Jimmy’s death changes her life. Not just because she feels compelled to investigate that death, but because Jimmy leaves her his house, his restaurant, and most of his rather significant accumulated savings. He knew that Wildwood Cove was where her heart belonged, and he gave her enough resources to make that very nebulous dream come true. She feels both incredibly grateful and terribly guilty. She always cared, but didn’t see nearly as much of him as she feels she should have. Especially now that he is gone.

Those childhood summers were clearly the highlight of her life. It feels like the icing on a very yummy cake when her childhood crush turns up at her door, all grown up and much, much handsomer than she imagined he could grow up to be. And he’s a big part of her dilemma. She wants the chance to explore what they might have as adults, but giving up her life in Seattle for a whole lot of uncertainties is a big step that she quite reasonably isn’t ready to take, especially in the midst of all the upheaval.

Again, on my other hand, the sheer number and depth of the tragedies that Marley experienced in her past felt a bit like “piling on”. They felt over-the-top and they didn’t seem to be a big part of the baggage she was carrying, at least for the depth of the tragedies. But it may be a building block for the next book. We’ll see.

And then there’s the mystery. Or rather, mysteries. Jimmy was murdered. There has been a rash of home invasion robberies up and down the coast, and some of the stolen goods were stashed in Jimmy’s shed. Someone breaks into The Flip Side after hours, and there are multiple break-ins at Jimmy’s house. Some of this rash of crimes is probably connected, but which parts?

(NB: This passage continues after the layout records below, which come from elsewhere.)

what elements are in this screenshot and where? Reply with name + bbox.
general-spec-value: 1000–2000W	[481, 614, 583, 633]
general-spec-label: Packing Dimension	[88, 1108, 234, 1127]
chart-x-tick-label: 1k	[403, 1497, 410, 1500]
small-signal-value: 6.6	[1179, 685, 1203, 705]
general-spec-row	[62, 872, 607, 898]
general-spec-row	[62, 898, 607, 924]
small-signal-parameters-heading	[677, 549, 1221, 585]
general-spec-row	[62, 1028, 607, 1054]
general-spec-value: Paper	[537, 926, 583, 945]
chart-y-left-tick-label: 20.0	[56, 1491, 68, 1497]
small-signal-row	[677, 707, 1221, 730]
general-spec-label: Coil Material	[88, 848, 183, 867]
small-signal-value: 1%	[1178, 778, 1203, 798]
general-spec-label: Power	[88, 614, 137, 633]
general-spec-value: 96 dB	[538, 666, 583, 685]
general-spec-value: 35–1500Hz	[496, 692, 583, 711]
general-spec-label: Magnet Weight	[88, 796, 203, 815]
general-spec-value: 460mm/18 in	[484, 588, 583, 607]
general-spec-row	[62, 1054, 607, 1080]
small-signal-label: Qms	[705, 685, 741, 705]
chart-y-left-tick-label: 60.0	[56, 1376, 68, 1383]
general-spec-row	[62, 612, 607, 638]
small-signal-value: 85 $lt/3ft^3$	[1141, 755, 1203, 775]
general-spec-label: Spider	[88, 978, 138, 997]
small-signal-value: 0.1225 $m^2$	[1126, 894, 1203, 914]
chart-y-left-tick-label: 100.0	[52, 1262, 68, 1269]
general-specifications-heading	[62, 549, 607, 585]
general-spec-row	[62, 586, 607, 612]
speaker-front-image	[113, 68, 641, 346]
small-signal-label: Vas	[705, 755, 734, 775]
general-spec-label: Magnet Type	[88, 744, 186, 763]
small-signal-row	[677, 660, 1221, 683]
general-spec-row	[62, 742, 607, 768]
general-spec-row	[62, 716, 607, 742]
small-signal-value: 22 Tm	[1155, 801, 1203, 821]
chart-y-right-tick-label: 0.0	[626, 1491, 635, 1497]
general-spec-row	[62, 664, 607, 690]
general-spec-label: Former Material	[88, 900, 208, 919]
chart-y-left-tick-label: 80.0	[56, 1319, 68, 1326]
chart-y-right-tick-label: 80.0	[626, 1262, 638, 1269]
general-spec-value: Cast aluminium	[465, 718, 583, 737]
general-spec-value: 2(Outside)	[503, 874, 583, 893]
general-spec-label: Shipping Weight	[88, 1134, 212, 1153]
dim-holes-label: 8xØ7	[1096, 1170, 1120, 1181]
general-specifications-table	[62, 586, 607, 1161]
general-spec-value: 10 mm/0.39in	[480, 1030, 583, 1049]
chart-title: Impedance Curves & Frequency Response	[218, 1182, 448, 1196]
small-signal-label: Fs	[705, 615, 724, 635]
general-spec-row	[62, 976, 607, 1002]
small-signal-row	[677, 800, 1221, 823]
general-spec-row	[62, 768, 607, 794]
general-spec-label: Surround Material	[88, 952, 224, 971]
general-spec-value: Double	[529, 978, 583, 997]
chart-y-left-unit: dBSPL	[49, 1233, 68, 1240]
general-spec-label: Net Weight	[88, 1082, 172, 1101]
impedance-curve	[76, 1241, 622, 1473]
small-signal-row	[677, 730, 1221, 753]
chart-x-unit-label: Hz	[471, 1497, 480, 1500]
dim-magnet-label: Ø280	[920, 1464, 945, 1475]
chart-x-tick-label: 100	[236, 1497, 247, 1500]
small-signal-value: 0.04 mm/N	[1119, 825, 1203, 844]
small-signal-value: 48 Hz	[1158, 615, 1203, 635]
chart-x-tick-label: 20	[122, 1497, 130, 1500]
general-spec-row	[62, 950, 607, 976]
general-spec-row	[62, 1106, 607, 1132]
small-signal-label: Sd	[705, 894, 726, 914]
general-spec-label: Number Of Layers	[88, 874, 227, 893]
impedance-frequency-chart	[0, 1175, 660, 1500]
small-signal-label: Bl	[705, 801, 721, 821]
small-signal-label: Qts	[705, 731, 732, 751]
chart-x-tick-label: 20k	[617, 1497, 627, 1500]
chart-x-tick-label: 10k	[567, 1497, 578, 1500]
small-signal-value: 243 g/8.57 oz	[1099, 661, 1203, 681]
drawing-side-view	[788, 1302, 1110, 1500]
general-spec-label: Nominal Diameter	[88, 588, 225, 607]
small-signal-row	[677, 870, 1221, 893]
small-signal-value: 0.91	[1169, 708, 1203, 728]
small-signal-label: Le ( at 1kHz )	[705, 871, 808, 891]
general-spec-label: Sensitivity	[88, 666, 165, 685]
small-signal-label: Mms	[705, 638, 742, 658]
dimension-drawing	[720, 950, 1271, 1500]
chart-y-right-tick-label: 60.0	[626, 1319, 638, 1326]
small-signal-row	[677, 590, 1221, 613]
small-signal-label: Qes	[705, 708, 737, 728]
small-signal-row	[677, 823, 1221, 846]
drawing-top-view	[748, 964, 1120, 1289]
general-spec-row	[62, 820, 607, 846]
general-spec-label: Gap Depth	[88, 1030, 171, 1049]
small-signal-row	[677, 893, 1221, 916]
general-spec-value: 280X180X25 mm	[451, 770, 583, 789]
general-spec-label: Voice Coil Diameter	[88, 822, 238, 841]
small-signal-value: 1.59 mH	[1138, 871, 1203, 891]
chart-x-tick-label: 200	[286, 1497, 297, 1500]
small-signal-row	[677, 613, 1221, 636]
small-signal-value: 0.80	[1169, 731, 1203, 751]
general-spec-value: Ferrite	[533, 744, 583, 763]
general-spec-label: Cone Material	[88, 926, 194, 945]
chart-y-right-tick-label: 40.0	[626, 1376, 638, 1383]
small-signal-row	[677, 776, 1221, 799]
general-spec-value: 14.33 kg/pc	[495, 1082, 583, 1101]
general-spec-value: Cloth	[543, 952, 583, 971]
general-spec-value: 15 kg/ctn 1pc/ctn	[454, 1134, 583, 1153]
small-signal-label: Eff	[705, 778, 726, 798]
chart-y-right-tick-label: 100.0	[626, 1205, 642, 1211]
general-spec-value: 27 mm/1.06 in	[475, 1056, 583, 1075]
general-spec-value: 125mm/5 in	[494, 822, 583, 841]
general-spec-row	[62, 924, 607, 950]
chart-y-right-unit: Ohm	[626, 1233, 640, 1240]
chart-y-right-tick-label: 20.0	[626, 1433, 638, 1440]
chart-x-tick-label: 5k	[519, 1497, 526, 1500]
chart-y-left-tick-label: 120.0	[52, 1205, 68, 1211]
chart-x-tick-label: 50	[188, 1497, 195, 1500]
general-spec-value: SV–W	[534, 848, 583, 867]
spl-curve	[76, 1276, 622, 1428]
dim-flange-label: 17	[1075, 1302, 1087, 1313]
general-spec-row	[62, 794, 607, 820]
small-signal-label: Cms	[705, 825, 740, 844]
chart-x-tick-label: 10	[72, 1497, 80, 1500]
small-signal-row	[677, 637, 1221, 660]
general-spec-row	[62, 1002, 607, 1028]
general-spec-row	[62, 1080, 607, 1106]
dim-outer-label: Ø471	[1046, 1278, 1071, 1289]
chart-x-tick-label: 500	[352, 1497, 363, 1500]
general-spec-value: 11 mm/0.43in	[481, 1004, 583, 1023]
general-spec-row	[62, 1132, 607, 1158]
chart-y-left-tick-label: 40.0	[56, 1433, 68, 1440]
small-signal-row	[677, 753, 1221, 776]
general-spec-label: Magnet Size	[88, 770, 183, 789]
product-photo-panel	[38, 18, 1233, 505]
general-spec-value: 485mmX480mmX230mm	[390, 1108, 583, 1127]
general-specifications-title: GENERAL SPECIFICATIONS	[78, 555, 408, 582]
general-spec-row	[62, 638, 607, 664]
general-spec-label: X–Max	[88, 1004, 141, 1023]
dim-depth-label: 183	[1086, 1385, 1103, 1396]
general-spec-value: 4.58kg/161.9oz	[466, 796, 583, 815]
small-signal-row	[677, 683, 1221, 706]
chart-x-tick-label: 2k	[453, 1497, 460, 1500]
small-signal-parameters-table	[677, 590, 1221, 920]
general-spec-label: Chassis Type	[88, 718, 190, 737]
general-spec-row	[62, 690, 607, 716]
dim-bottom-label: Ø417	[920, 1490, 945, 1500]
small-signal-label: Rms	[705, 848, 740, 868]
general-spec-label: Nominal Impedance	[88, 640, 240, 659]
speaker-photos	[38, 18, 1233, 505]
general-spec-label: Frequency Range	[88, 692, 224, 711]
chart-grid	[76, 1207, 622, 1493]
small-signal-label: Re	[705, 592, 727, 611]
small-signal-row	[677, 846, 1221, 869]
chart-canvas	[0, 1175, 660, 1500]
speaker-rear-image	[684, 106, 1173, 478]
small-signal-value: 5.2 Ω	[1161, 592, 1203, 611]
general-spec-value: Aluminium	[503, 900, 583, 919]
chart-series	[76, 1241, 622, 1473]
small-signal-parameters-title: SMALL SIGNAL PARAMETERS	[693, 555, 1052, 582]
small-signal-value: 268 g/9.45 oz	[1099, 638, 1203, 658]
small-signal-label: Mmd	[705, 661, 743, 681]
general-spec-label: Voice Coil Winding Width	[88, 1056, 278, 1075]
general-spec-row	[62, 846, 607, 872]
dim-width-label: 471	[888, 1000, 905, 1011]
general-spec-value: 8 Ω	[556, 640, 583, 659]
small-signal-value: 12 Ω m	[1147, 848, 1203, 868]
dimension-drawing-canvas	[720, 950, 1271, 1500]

Although Jimmy was almost universally liked, there’s a difference between almost and universally. His neighbor wanted to drive him out of his house, so he can bulldoze it and turn it into another post-modern monstrosity. Jimmy’s supposed ex-ladyfriend wants to strip the house of all of Jimmy’s valuables that aren’t nailed down. And someone is trying to run Marley off the road, out of business and out of town.

Figuring out which crimes are connected and which are coincidental keeps the reader, and Marley, guessing until the very end. And that’s a great thing for a mystery. I am very, very curious to see how Marley and this series get on in book 2, For Whom the Bread Rolls.